4-Müdürümüzün diğer bir özelliği de proje sahibi olmalarıdır. Çalışmalarını başlattığı ve halen devam eden İstanbul Dersi buna çok güzel bir örnektir.

Kendi özelimde yaşadığım yanlış algıyı sizin de yaşıyor olabileceğini düşünerek bu yazıyı kaleme aldım. Bu konuda bazı hatalar Müdürümüze ait. Mesela bir zamanlar çevresi tamamen istenmeyen bir cemaate yakın öğretmenler, müdürler ve yardımcılarla kuşatılmıştı.

 

İstanbul, hakikaten mühim bir şehir. Nüfusu 14 Avrupa ülkesinden daha büyük. Böyle bir şehirde çok büyük bir kadroyu idare etmek çok müşkül bir iş olsa gerek. Sayın Yıldız böyle ağır bir mesuliyet isteyen müşkülatın altından başarıyla kalktı diyebiliriz. Arkasında oldukça dinamik bir kadro bırakan Hocamıza yeni görevi Müsteşar Yardımcılığında da başarılar diliyorum.
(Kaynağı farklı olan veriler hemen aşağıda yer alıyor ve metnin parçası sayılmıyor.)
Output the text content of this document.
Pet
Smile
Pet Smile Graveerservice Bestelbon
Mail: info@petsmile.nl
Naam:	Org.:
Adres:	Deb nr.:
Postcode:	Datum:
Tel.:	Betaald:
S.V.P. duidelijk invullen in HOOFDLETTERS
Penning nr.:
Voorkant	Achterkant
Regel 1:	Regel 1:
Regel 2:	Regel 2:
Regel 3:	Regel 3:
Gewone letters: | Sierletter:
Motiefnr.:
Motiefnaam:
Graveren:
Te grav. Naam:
Meseleye başka bir cihetten baktığımızda Sayın Yıldız’ın İstanbul’dan ayrılmasını bu güzel şehir için bir kayıp olarak göremeyiz. Zira yerine gelen isim de en az Muammer Bey kadar camiamızca tanınan, sevilen biri.

İstanbul’un yeni Milli Eğitim Müdürü, Ömer Faruk Yelkenci, yeni dönemde Milli Eğitim Bakanlığı vizyonunda katkısı olan başarılı bir meslektaşımız. Sayın Yelkenci’nin İstanbul’a tayini eğitim camiası tarafından isabetli bir karar diye kabul edilmiş ve beğenilmiştir.

Her iki kıymetli meslektaşıma da yeni görevlerinde üstün muvaffakiyetler dilerim.